Kevin: These pictures don't really do justice to the elaborate setup, but the ones I took of the equipment room, etc are here: http://bmilam.access400.net/mbrk-9-27-03/

Posted: Tue Sep 30, 2003 12:30 pm
by Scott
I agree with Brandon. If you moved your pumps you could put a cube there. If you raized it higher you could route an overflow to fill the prop tank and have an overflow to the sump that is gravity fed. No extra pumps needed.

Posted: Tue Sep 30, 2003 2:18 pm
by Brandon
Scott.. This is something I have thought about for myself.... But what do you think of a prop tank fed from the refugium. You could use a Y pipe and 2 valves to have two separate overflow adjustments, one for the sump and one for the refugium. Anyways.. if the prop tank is fed from the refugium, you could put some peppermint shrimp in the refugium and the corals would benefit from the shrimp spawn. I guess the smaller copepods would do the same. Would be a neat place for a mandarin if their were lots-o-pods. I'm sure some pods/shrimp fry would make their way back into the tank also.

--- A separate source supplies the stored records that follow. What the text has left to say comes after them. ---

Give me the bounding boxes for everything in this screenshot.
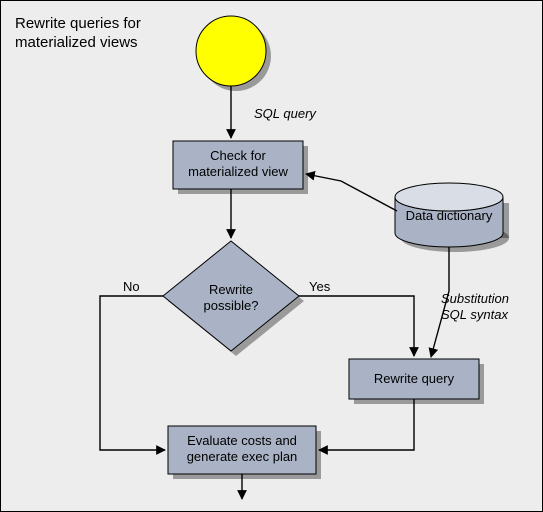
flow-diagram [1, 1, 543, 512]
data-dictionary-node [395, 183, 509, 252]
diagram-frame: Rewrite queries formaterialized views [0, 0, 543, 512]
edge-no [100, 296, 165, 450]
check-node [173, 141, 303, 189]
decision-node [163, 241, 304, 356]
edge-rewrite-evaluate [319, 399, 414, 450]
rewrite-node [349, 359, 479, 399]
edge-yes [299, 296, 414, 356]
start-node [196, 16, 266, 86]
edge-dict-rewrite [431, 247, 449, 357]
evaluate-node [168, 426, 316, 474]
edge-dict-check [306, 174, 397, 211]
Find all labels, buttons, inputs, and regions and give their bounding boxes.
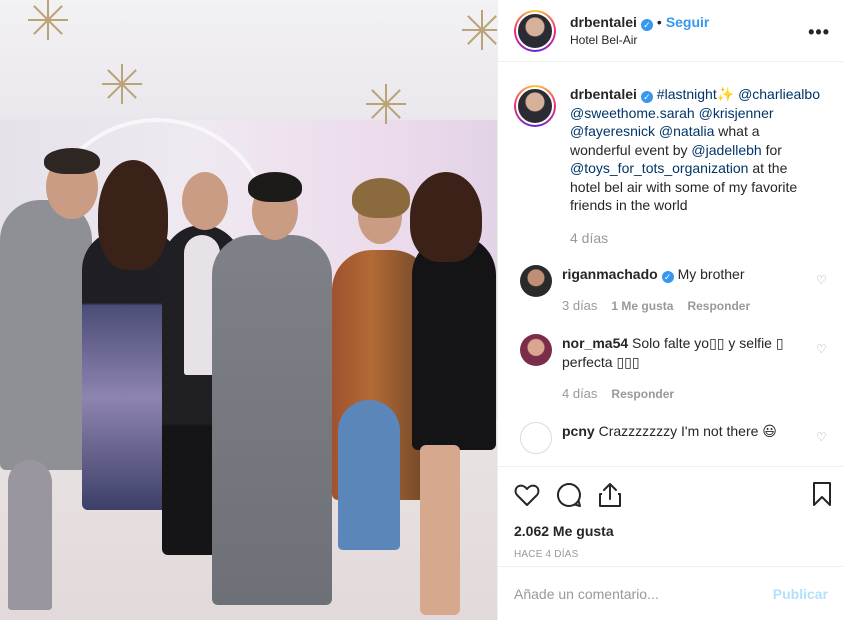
verified-badge-icon: ✓ [661,271,674,283]
comment-text: Crazzzzzzzy I'm not there 😃 [598,423,777,439]
follow-button[interactable]: Seguir [666,14,710,30]
commenter-username[interactable]: nor_ma54 [562,335,628,351]
verified-badge-icon: ✓ [640,18,653,31]
instagram-post: drbentalei ✓ • Seguir Hotel Bel-Air ••• drb… [0,0,844,620]
comment-body: riganmachado ✓ My brother 3 días 1 Me gust… [562,265,812,316]
mention-link[interactable]: @sweethome.sarah [570,105,695,121]
person-hair [410,172,482,262]
verified-badge-icon: ✓ [640,91,653,103]
caption-text: for [765,141,782,158]
like-comment-heart-icon[interactable]: ♡ [816,342,828,356]
commenter-username[interactable]: riganmachado [562,266,658,282]
add-comment-input[interactable] [514,585,773,602]
chandelier [366,84,406,124]
person-coat [0,200,92,470]
comment-item: riganmachado ✓ My brother 3 días 1 Me gust… [514,265,828,316]
person-hair [248,172,302,202]
author-username[interactable]: drbentalei [570,14,637,30]
likes-count[interactable]: 2.062 Me gusta [514,523,828,539]
mention-link[interactable]: @charliealbo [738,86,820,102]
posted-time[interactable]: HACE 4 DÍAS [514,549,828,560]
like-comment-heart-icon[interactable]: ♡ [816,430,828,444]
comment-text: My brother [677,266,745,282]
author-avatar-ring[interactable] [514,9,556,52]
mention-link[interactable]: @jadellebh [691,142,761,158]
person-hair [44,148,100,174]
mention-link[interactable]: @toys_for_tots_organization [570,160,748,176]
post-actions: 2.062 Me gusta HACE 4 DÍAS [498,466,844,560]
commenter-avatar[interactable] [520,265,552,297]
post-side-panel: drbentalei ✓ • Seguir Hotel Bel-Air ••• drb… [497,0,844,620]
person-hair [352,178,410,218]
chandelier [462,10,497,50]
comment-body: nor_ma54 Solo falte yo▯▯ y selfie ▯ perf… [562,334,812,404]
hashtag-link[interactable]: #lastnight [657,86,717,102]
caption-body: drbentalei ✓ #lastnight✨ @charliealbo @sw… [570,85,820,247]
add-comment-bar: Publicar [498,566,844,620]
comment-bubble-icon[interactable] [556,482,582,508]
action-icons [514,481,828,509]
more-options-icon[interactable]: ••• [808,22,830,43]
like-heart-icon[interactable] [514,483,540,507]
like-comment-heart-icon[interactable]: ♡ [816,273,828,287]
person-legs [420,445,460,615]
share-icon[interactable] [598,482,622,508]
person-black-dress [412,235,496,450]
author-avatar[interactable] [516,11,554,50]
save-bookmark-icon[interactable] [812,481,832,507]
location-link[interactable]: Hotel Bel-Air [570,31,709,49]
person-legs [8,460,52,610]
comment-time[interactable]: 3 días [562,298,597,313]
comment-likes[interactable]: 1 Me gusta [611,299,673,313]
person-jeans [338,400,400,550]
commenter-username[interactable]: pcny [562,423,595,439]
mention-link[interactable]: @krisjenner [699,105,774,121]
comments-list[interactable]: drbentalei ✓ #lastnight✨ @charliealbo @sw… [498,63,844,466]
commenter-avatar[interactable] [520,334,552,366]
post-header: drbentalei ✓ • Seguir Hotel Bel-Air ••• [498,0,844,62]
mention-link[interactable]: @fayeresnick [570,123,655,139]
person-grey-suit [212,235,332,605]
caption-avatar[interactable] [516,87,554,125]
caption-time[interactable]: 4 días [570,229,820,248]
commenter-avatar[interactable] [520,422,552,454]
caption: drbentalei ✓ #lastnight✨ @charliealbo @sw… [514,85,828,247]
reply-button[interactable]: Responder [687,299,750,313]
header-text: drbentalei ✓ • Seguir Hotel Bel-Air [570,13,709,49]
person-head [182,172,228,230]
person-hair [98,160,168,270]
comment-item: nor_ma54 Solo falte yo▯▯ y selfie ▯ perf… [514,334,828,404]
sparkle-emoji: ✨ [716,86,735,102]
mention-link[interactable]: @natalia [659,123,714,139]
chandelier [102,64,142,104]
publish-button[interactable]: Publicar [773,586,828,602]
caption-avatar-ring[interactable] [514,85,556,127]
post-photo[interactable] [0,0,497,620]
comment-time[interactable]: 4 días [562,386,597,401]
comment-meta: 4 días Responder [562,384,812,404]
separator-dot: • [656,13,662,30]
reply-button[interactable]: Responder [611,387,674,401]
comment-body: pcny Crazzzzzzzy I'm not there 😃 [562,422,812,454]
caption-username[interactable]: drbentalei [570,86,637,102]
comment-item: pcny Crazzzzzzzy I'm not there 😃 ♡ [514,422,828,454]
comment-meta: 3 días 1 Me gusta Responder [562,296,812,316]
chandelier [28,0,68,40]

Or would it be better to have water directly from the display for the prop tank??

Posted: Tue Sep 30, 2003 3:37 pm
by Xster
Scott wrote:I agree with Brandon. If you moved your pumps you could put a cube there. If you raized it higher you could route an overflow to fill the prop tank and have an overflow to the sump that is gravity fed. No extra pumps needed.
Space there is very limited, I would have to go with a very small tank, or completely move the sump to the floor, That would mean more head pressure for my main return pump. Might be feasible. Just need a bigger pump. I think Sequence makes those huge pressure pumps.

Will see

John

Posted: Tue Sep 30, 2003 8:34 pm
by Scott
John,
What are the dimentions of the corner where your pumps are now?

Brandon,
If I had the room that is exactly what I would do. The larvae from pods and shrimp would feed the corals.

Posted: Tue Sep 30, 2003 10:29 pm
by Xster
I have to get back to you on the dimensions, but it is mighty small, plus no additional space for lighting.